After a federal judge dismissed the suit, the Ninth Circuit revived it. The appeals court said Facebook’s risk statements were misleading because they presented user data breach issues as purely hypothetical even though Cambridge Analytica’s data harvesting had transpired already. 

Facebook, now called Meta, appealed to the Supreme Court, urging the justices to decide which risk factors companies must disclose.
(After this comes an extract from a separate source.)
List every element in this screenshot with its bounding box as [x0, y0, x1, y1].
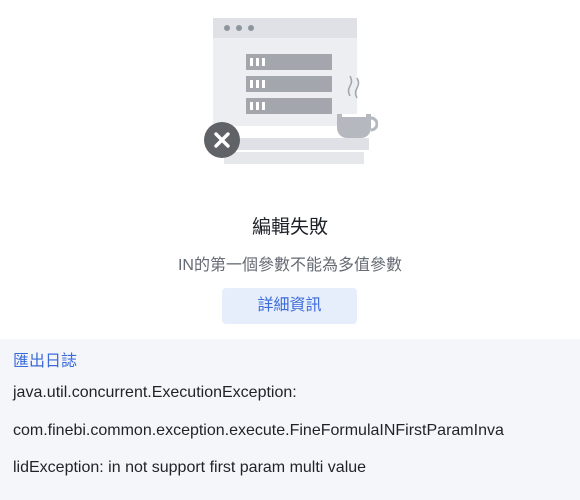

Under the platform's reading of the lower court ruling, Facebook would be forced to disclose past instances when a risk materialized even if it did not threaten the business. 

“That rule makes little sense, will make disclosures less useful to investors by drowning them in irrelevant information, and will encourage plaintiffs to plead fraud-by-hindsight by attaching significance after a stock drop to events a company had no reason to know were significant at the time of disclosure,” wrote Joshua Lipshutz, an attorney with Gibson Dunn representing Facebook. 

The court agreed to hear Facebook’s appeal, but the shareholders claim the platform’s characterization of the Ninth Circuit's ruling is incorrect. In their view, the decision held that that implying a data breach had not occurred when it had was misleading. 

“Facebook does not dispute the general proposition that treating a materialized risk as merely hypothetical misleadingly implies that the risk has not yet transpired,” wrote Kevin Russell, an attorney with Goldstein Russell representing the shareholders. “Instead, Facebook argued below that it did not have to disclose the event because it had no reason to believe the breach would lead to business harm given that the public allegedly already knew about it and did not care.” 

In 2019, Facebook agreed to pay $5.1 billion in penalties to the Federal Trade Commission and the Securities and Exchange Commission over accusations that it misled users and investors over the privacy and security of user data on its platform. 

The Supreme Court also agreed on Monday to hear a follow-up to its 2022 ruling on Medicare reimbursement rates. 

In Becerra v. Empire Health Foundation, the justices said anyone entitled to Medicare Part A benefits included all those who qualify for the program whether or not the agency paid for a hospital stay. Now, the court will decide if the phrase “entitled to benefits” means the same thing for supplementary security income benefits. 

Per the court’s custom, the court did not explain its decision to hear either case.